A previous report assessed stress distribution in full crowns and endocrowns, finding
that endocrowns reduced tensile stress under axial loads, while full crowns performed
better under oblique loads.[68 ] Similarly, the present study applied axial loads, however, the design was not as
significant as the restorative material, probably due to the specimen's shape, which
allowed a less aggressive contact area than when using anatomical crowns as the previous
study. Despite that, both studies corroborate to show less stress concentration in
the restoration when a flexible restorative material is used instead of LD.
Finally, this in vitro study has inherent limitations, such as using only one scanner and a CAD-CAM system,
both of which can impact the final restoration dimensions.
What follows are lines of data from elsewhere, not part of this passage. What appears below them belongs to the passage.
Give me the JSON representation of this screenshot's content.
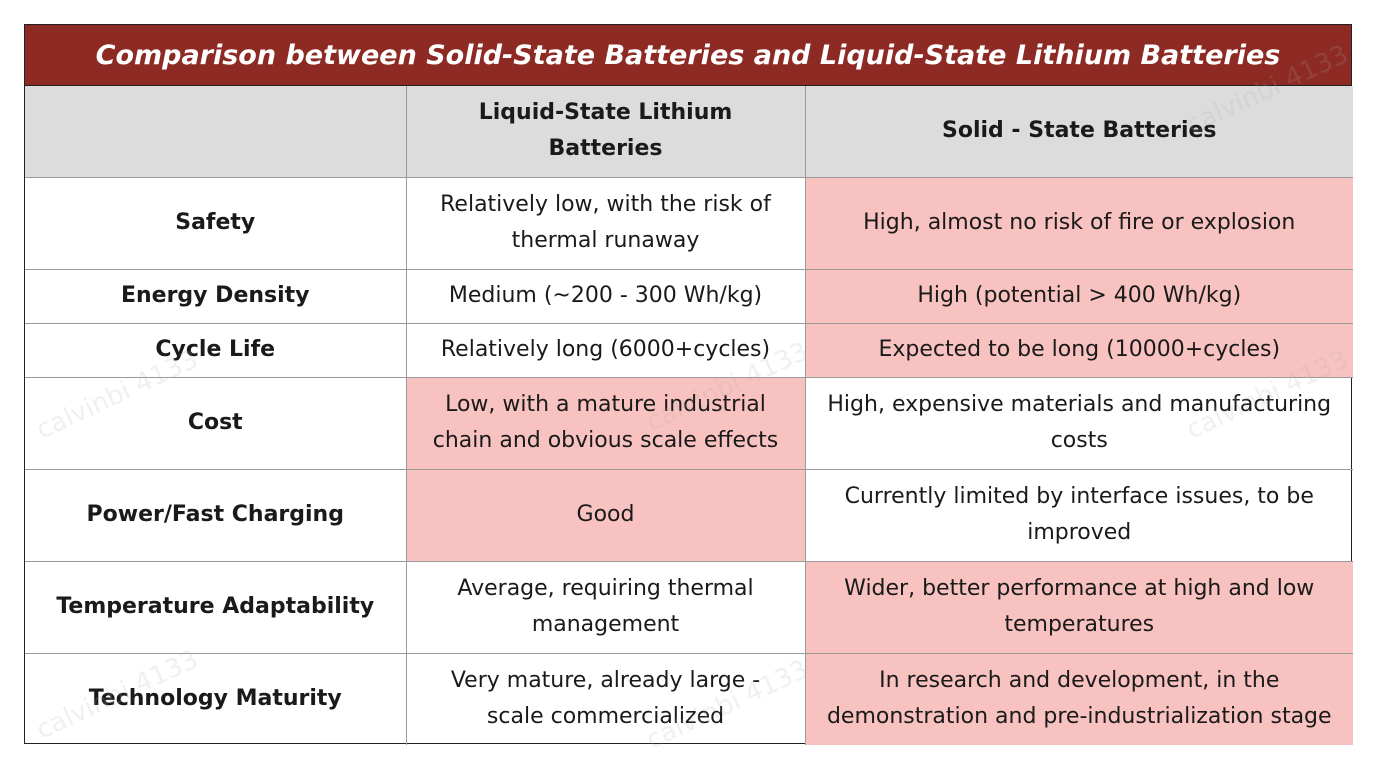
{
  "title": "Comparison between Solid-State Batteries and Liquid-State Lithium Batteries",
  "header": {
    "blank": "",
    "col1": "Liquid-State Lithium Batteries",
    "col2": "Solid - State Batteries"
  },
  "rows": [
    {
      "label": "Safety",
      "liquid": "Relatively low, with the risk of thermal runaway",
      "solid": "High, almost no risk of fire or explosion"
    },
    {
      "label": "Energy Density",
      "liquid": "Medium (~200 - 300 Wh/kg)",
      "solid": "High (potential > 400 Wh/kg)"
    },
    {
      "label": "Cycle Life",
      "liquid": "Relatively long (6000+cycles)",
      "solid": "Expected to be long (10000+cycles)"
    },
    {
      "label": "Cost",
      "liquid": "Low, with a mature industrial chain and obvious scale effects",
      "solid": "High, expensive materials and manufacturing costs"
    },
    {
      "label": "Power/Fast Charging",
      "liquid": "Good",
      "solid": "Currently limited by interface issues, to be improved"
    },
    {
      "label": "Temperature Adaptability",
      "liquid": "Average, requiring thermal management",
      "solid": "Wider, better performance at high and low temperatures"
    },
    {
      "label": "Technology Maturity",
      "liquid": "Very mature, already large - scale commercialized",
      "solid": "In research and development, in the demonstration and pre-industrialization stage"
    }
  ],
  "watermark": "calvinbi 4133",
  "colors": {
    "title_bg": "#8e2a24",
    "header_bg": "#dcdcdc",
    "highlight": "#f7c2bf"
  }
}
Additionally, the anatomy
of the occlusal surface was simplified to induce more stability during the fatigue
testing; on the other hand, a simplified anatomy also induces enhanced support for
the restorations. Thus, the multidirectional incidence of loads resulting from complex
occlusal anatomy may influence the results seen herein. Lastly, the resin cement used
had a similar composition to one of the restorative materials (resin composite), potentially
affecting the accuracy of computed microtomography analysis. Despite these limitations,
this study successfully compared and characterized the performance of different restoration
designs and materials in terms of marginal gaps, internal gaps, interfacial volume,
and their correlation with mechanical fatigue performance, supporting the adequacy
and similar performance of different restorative designs.
Conclusion
Resin composite, crowns, and endocrowns, present smaller gaps at the restoration margins;
differences in other internal gap outcomes exists, but within a potential nonrelevant
threshold.
The fatigue performance was not influenced by the restorative design; namely, crowns
and endocrowns showed a similar FFL, CFF, survival probabilities, and pattern of failure
(fractographical features). Despite that, crowns required more stress concentration
to unleash their failure than endocrowns.